Thruway Field Bill Approval Is Good News for Rye
Governor Cuomo’s approval of legislation to protect Rye public use of the Thruway Property and allow purchase by Rye Country Day School is a big win for Rye youth sports groups, including Rye Youth Soccer, Rye Youth Lacrosse, Rye Recreation, and the Rye Rangers Hockey Club as well as the school.
The school estimates raising $30 million to acquire the property and build recreational facilities to be shared with public groups as guaranteed by the state legislation. There will be no financial contribution from the City of Rye.
The signing of the legislation culminates a community effort to secure this valuable state property for recreation that goes back to the late 1980s. Rye has long opposed commercial and other incompatible uses on the site for over 30 years.
In 2015 the Thruway Authority announced its intention to put the parcel up for sale at auction to the highest bidder. I immediately made the case to the Thruway Authority and the Governor’s office that the parcel should not be put up for auction, but instead should be sold to the community for recreational use. They agreed and have worked with the community and me to make such a sale for recreation possible.
The original 2015 plan for City of Rye acquisition ended in 2016 when the city indicated that it could not afford to purchase the parcel and requested that I find a method for sale to Rye Country Day School with use to be shared with the public. In 2017 I passed legislation that allowed sale of the property to the school and tasked the city and the school to agree to a use plan delineating a schedule of school and public use times.
Without the new state legislation passed this year, this opportunity for Rye recreation would have been lost. The actual shared use schedule, the split between the school and public user groups, was settled in 2018. Agreement on a written document, however, proved elusive, as the City Council sought additional provisions seeking joint ownership-like control over the parcel that were beyond the scope of the 2017 authorizing legislation.
It was impossible for the school to legally agree to the demands because they diluted the fiduciary, insurance, liability, and management responsibilities that come with ownership of property. Unfortunately, the mayor and some members of the City Council misstated to the Rye community what was actually in dispute between the school and the Council.
During the course of talks, the school was faced with a City Council that repeatedly inserted new demands, even as late as the end of October 2019. The school was prepared to seek recreation space outside of Rye, leaving the community unable to afford the acquisition and development costs of the Thruway parcel. Discussion between the school and the Council has gone on for 22 months.

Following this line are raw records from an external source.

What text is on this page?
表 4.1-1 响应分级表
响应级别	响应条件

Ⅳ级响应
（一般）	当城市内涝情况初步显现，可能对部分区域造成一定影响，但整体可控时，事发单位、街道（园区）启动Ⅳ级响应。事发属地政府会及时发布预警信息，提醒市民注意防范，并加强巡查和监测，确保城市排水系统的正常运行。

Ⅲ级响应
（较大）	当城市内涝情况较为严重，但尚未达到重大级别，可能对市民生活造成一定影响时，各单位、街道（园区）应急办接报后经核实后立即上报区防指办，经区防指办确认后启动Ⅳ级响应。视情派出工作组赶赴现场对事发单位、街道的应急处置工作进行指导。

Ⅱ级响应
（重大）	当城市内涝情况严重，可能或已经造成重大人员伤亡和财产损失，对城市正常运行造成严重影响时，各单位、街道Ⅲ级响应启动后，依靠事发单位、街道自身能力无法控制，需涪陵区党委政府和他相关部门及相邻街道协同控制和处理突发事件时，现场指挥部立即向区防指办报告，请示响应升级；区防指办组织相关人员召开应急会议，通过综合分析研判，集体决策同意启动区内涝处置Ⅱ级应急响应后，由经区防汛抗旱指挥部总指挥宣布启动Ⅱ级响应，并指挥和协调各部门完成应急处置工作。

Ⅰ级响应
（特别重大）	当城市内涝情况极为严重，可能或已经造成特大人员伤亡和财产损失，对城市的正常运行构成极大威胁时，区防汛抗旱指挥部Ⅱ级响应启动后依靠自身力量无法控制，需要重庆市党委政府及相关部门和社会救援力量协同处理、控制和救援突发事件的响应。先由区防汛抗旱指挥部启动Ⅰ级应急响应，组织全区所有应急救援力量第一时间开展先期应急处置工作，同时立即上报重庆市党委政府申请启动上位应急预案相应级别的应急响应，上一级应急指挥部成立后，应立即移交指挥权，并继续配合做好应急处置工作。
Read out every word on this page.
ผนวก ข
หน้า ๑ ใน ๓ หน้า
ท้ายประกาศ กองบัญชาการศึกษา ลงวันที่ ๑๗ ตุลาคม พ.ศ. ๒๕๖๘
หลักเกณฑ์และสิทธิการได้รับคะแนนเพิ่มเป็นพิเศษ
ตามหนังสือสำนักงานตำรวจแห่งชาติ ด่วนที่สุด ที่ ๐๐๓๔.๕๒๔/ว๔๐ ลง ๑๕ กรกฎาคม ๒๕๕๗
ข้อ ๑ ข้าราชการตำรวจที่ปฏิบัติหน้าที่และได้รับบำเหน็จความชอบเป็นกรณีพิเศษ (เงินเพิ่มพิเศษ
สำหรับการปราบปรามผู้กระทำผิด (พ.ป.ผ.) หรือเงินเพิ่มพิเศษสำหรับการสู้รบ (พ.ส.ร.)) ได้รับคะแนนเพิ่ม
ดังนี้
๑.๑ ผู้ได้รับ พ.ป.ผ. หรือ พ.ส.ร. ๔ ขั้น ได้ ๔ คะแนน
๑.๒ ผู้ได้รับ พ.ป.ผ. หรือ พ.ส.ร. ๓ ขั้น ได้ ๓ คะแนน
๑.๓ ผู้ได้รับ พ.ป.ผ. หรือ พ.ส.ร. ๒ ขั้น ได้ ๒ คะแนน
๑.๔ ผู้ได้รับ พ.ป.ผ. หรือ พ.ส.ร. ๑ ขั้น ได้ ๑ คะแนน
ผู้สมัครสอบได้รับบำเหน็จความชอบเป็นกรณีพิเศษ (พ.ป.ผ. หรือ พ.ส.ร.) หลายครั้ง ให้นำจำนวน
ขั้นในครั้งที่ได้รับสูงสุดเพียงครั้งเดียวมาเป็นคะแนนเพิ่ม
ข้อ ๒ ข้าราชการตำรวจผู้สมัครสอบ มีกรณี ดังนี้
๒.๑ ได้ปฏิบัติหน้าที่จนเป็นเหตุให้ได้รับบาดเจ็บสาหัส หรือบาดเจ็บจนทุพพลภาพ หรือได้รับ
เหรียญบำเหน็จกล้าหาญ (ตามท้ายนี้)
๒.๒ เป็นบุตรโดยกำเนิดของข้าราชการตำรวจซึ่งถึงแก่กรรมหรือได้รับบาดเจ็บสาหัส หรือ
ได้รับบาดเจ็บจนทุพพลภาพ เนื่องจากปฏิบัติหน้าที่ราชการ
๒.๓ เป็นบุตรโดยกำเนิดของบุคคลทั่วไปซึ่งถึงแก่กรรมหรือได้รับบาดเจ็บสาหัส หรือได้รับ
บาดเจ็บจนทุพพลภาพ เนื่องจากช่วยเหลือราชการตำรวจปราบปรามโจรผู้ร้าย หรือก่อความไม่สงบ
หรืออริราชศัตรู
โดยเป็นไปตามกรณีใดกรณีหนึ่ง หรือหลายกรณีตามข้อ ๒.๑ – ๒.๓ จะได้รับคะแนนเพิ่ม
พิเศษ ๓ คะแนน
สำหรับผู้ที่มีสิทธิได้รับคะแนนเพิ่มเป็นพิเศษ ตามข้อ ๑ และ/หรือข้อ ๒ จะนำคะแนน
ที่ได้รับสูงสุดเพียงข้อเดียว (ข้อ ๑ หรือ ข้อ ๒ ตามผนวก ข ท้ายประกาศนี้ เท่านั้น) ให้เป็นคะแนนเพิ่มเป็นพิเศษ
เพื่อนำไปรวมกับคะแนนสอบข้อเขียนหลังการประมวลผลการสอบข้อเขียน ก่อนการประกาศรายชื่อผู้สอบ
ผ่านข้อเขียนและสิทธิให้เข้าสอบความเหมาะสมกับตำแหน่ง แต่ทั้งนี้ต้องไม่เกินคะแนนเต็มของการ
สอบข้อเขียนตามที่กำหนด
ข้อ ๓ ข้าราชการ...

Rather than terminating or undermining negotiations, the legislation allowed talks to continue, and they did until the end of October. In fact, after the legislation was passed, the school, not the city, made concessions on major issues to try and win cooperation on an agreement with the Council.
Early this year I called the mayor to share that I had heard that the school and others had questioned whether the City Council actually intended to come to an agreement. The failed negotiations of August, September, and October demonstrated that the backup legislation was needed.
At the end of the day, the good news is that there will be new athletic facilities for the entire community. The tremendous support of Governor Cuomo and the Thruway Authority make this victory for recreation in Rye possible. In an extraordinary show of support, they worked with us and held the property in place for over four years. The new legislation, now approved by the Governor, saves the property for Rye.